After 45 minutes, remove the turkey from the oven and spoon some of the juices from the bottom of the roasting pan over the breast. Return to the oven, reduce the temperature to 375° and roast for another 2½ to 3 hours (around 15 minutes per pound) or until the thigh registers 160° on an instant-read thermometer. Rotate the bird every hour or so while it cooks to ensure even browning, and baste as you wish.

Remove the turkey from the oven, transfer to a carving board and cover the breast with foil, then layer on a heavy towel or two to keep in the heat. Remove the roasted vegetables from the roasting pan and set aside. Place the roasting pan on a stove burner, ready to make the gravy. Allow turkey to rest AT LEAST 30 MINUTES before carving, up to 90 minutes if you need more time preparing the rest of the meal.

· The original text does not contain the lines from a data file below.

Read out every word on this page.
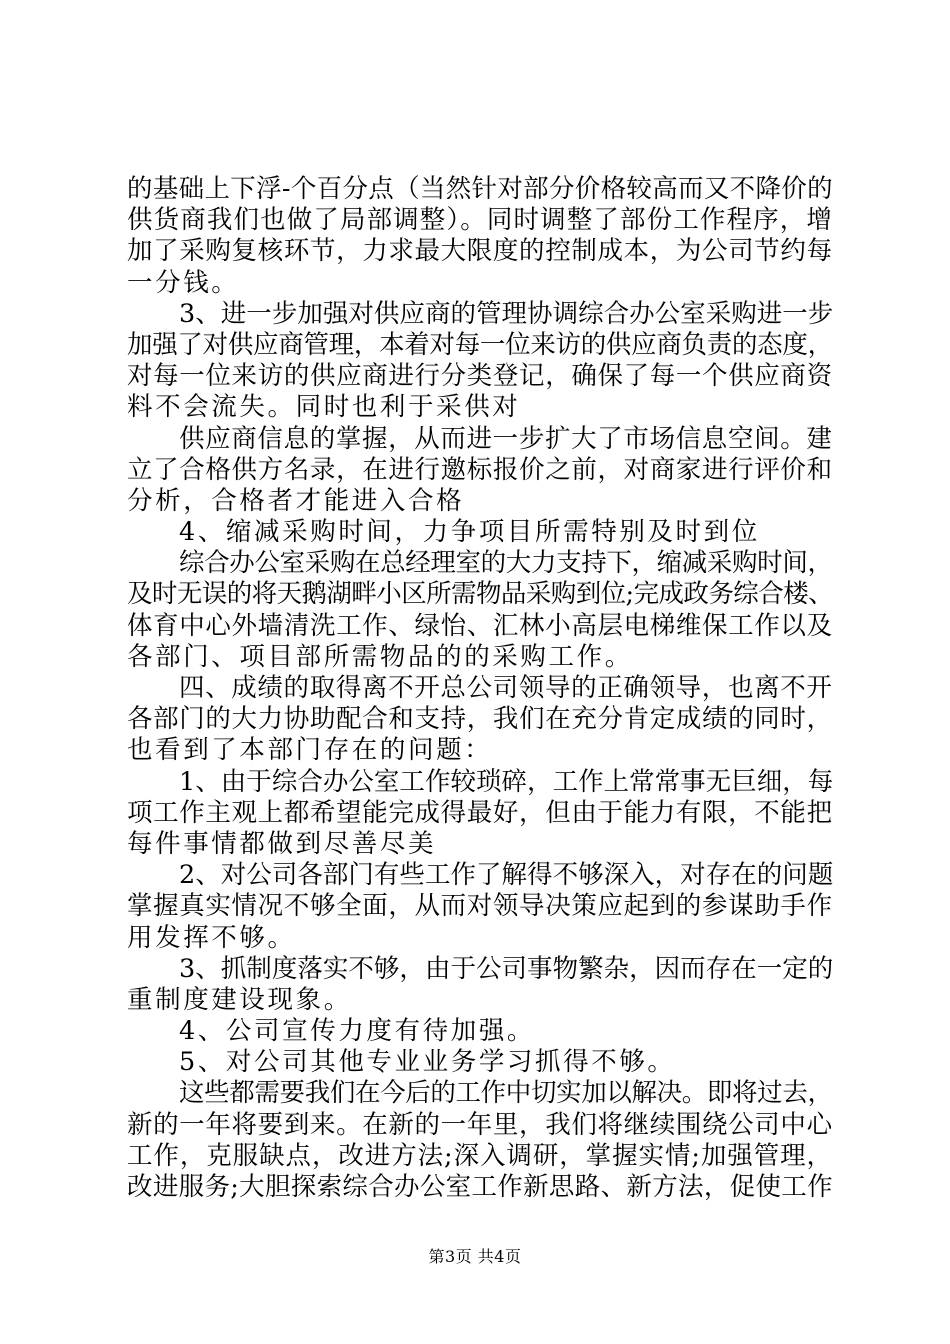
的基础上下浮-个百分点（当然针对部分价格较高而又不降价的
供货商我们也做了局部调整）。同时调整了部份工作程序，增
加了采购复核环节，力求最大限度的控制成本，为公司节约每
一分钱。
3、进一步加强对供应商的管理协调综合办公室采购进一步
加强了对供应商管理，本着对每一位来访的供应商负责的态度，
对每一位来访的供应商进行分类登记，确保了每一个供应商资
料不会流失。同时也利于采供对
供应商信息的掌握，从而进一步扩大了市场信息空间。建
立了合格供方名录，在进行邀标报价之前，对商家进行评价和
分析，合格者才能进入合格
4、缩减采购时间，力争项目所需特别及时到位
综合办公室采购在总经理室的大力支持下，缩减采购时间，
及时无误的将天鹅湖畔小区所需物品采购到位;完成政务综合楼、
体育中心外墙清洗工作、绿怡、汇林小高层电梯维保工作以及
各部门、项目部所需物品的的采购工作。
四、成绩的取得离不开总公司领导的正确领导，也离不开
各部门的大力协助配合和支持，我们在充分肯定成绩的同时，
也看到了本部门存在的问题：
1、由于综合办公室工作较琐碎，工作上常常事无巨细，每
项工作主观上都希望能完成得最好，但由于能力有限，不能把
每件事情都做到尽善尽美
2、对公司各部门有些工作了解得不够深入，对存在的问题
掌握真实情况不够全面，从而对领导决策应起到的参谋助手作
用发挥不够。
3、抓制度落实不够，由于公司事物繁杂，因而存在一定的
重制度建设现象。
4、公司宣传力度有待加强。
5、对公司其他专业业务学习抓得不够。
这些都需要我们在今后的工作中切实加以解决。即将过去，
新的一年将要到来。在新的一年里，我们将继续围绕公司中心
工作，克服缺点，改进方法;深入调研，掌握实情;加强管理，
改进服务;大胆探索综合办公室工作新思路、新方法，促使工作
第3页 共4页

While the turkey rests, make the gravy. Add the reserved vegetables to the broth in a saucepan and bring to a simmer. Heat the remaining fat and juices in the roasting pan (directly on a stove burner) until sizzling, then sprinkle in the flour. Using a wooden spoon, “fry” the flour in the fat until lightly browned, then add the red wine. Cook off the alcohol, then add hot broth, spoonful by spoonful and whisking until you have a thickened gravy. Taste for seasoning and add more salt or pepper, even a splash of apple cider vinegar to balance the flavors.


Carve and serve: If this is your first time roasting and serving a turkey, take it from us—there really is only one way to carve it. It’s important to take the breasts off first, then slice them crosswise. Here are the essential instructions from the ultimate in entertaining herself, Martha Stewart.

Arrange the sliced turkey on your biggest platter and garnish with more sage or thyme. Serve with gravy, Cranberry-Orange Relish and all the fixins.